The burden is on Rockwater to establish the existence of an agreement. Although Rockwater produced some evidence that some EPG contractors signed arbitration agreements, the court must analyze the evidence as a whole and consider all circumstances. See Arbitration between Exceed Int'l Ltd. v. DSL Corp., No. H-13-2572, 2014 WL 1761264, at *8 (S.D. Tex. Apr. 30, 2014). Because Gareth Allen is not sure if all contractors signed an arbitration agreement, at least one other contractor stated he did not receive an agreement like Tuggle's, and Plummer has expressly denied agreeing to arbitrate, Rockwater has not met its burden to show that the alleged agreement exists. See Moran v. Ceiling Fans Direct, Inc., No.

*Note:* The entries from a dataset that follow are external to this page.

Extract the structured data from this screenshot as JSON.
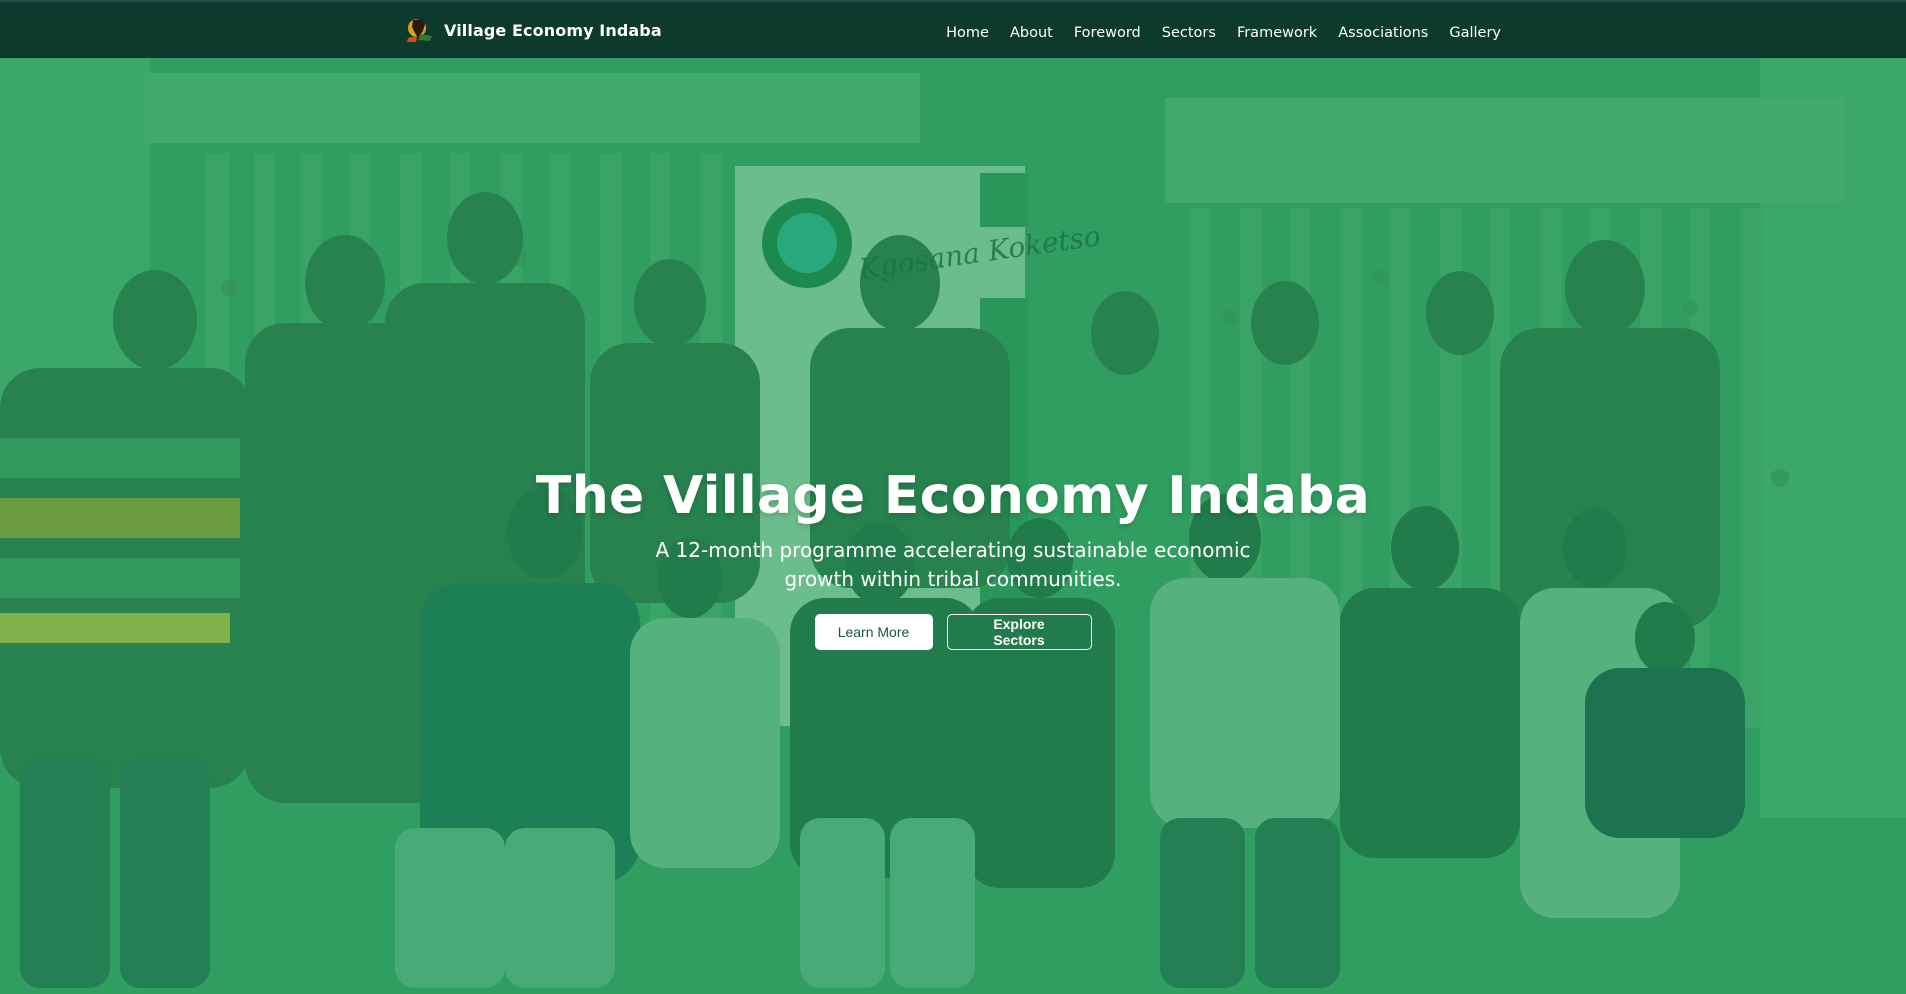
{
  "brand": {
    "name": "Village Economy Indaba",
    "logo_icon": "leaf-africa-logo-icon"
  },
  "nav": {
    "items": [
      {
        "label": "Home"
      },
      {
        "label": "About"
      },
      {
        "label": "Foreword"
      },
      {
        "label": "Sectors"
      },
      {
        "label": "Framework"
      },
      {
        "label": "Associations"
      },
      {
        "label": "Gallery"
      }
    ]
  },
  "hero": {
    "title": "The Village Economy Indaba",
    "subtitle": "A 12-month programme accelerating sustainable economic growth within tribal communities.",
    "banner_text": "Kgosana Koketso",
    "buttons": {
      "learn_more": "Learn More",
      "explore_sectors": "Explore Sectors"
    }
  },
  "colors": {
    "navbar": "#0d3a2c",
    "hero_tint": "#2f9b5d",
    "button_text": "#145a3c"
  }
}
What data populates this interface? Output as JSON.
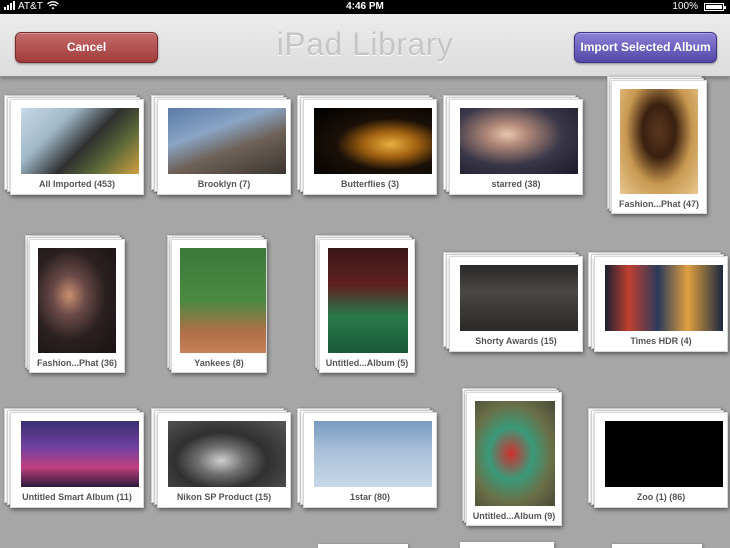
{
  "status_bar": {
    "carrier": "AT&T",
    "time": "4:46 PM",
    "battery": "100%"
  },
  "header": {
    "title": "iPad Library",
    "cancel_label": "Cancel",
    "import_label": "Import Selected Album"
  },
  "albums": [
    {
      "label": "All Imported (453)"
    },
    {
      "label": "Brooklyn (7)"
    },
    {
      "label": "Butterflies (3)"
    },
    {
      "label": "starred (38)"
    },
    {
      "label": "Fashion...Phat (47)"
    },
    {
      "label": "Fashion...Phat (36)"
    },
    {
      "label": "Yankees (8)"
    },
    {
      "label": "Untitled...Album (5)"
    },
    {
      "label": "Shorty Awards (15)"
    },
    {
      "label": "Times HDR (4)"
    },
    {
      "label": "Untitled Smart Album (11)"
    },
    {
      "label": "Nikon SP Product (15)"
    },
    {
      "label": "1star (80)"
    },
    {
      "label": "Untitled...Album (9)"
    },
    {
      "label": "Zoo (1) (86)"
    }
  ]
}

H-06-0813, 2006 WL 2478837, at *5 (S.D. Tex. Aug. 25, 2006) (determining that defendant failed to show it gave plaintiffs proper notice of arbitration agreement when an agreement was not distributed to each employee, the defendant did not expressly explain the agreement, and the plaintiffs expressly denied agreeing to provisions); see also Vallejo, 948 F. Supp. 2d at 729 (denying motion to compel because defendant's claim that all workers were subject to the same arbitration agreement as the original plaintiff was not sufficient to overcome intervenor's express denials that they agreed to the same arbitration clause). Even if the court found that there was an agreement, the court cannot know with any certainty what its terms are.
Based on the record, Rockwater has not presented sufficient evidence to show that Plummer agreed to arbitrate. 5. Conclusion
Because Rockwater has failed to show that Plummer agreed to arbitrate, the court recommends that its motion to compel arbitration (D.E. 68) be denied.
The parties have fourteen days from service of this memorandum and recommendation to file written objections. See 28 U.S.C. § 636(b)(1)(c); Fed. R. Civ. P. 72. Failure to timely file objections will preclude appellate review of factual findings or legal conclusions, except for plain error. See Thomas v. Arn, 474 U.S. 140, 147-49 (1985); Rodriguez v. Bowen, 857 F.2d 275, 276-77 (5th Cir. 1988).
Signed at Houston, Texas, on December 3, 2019.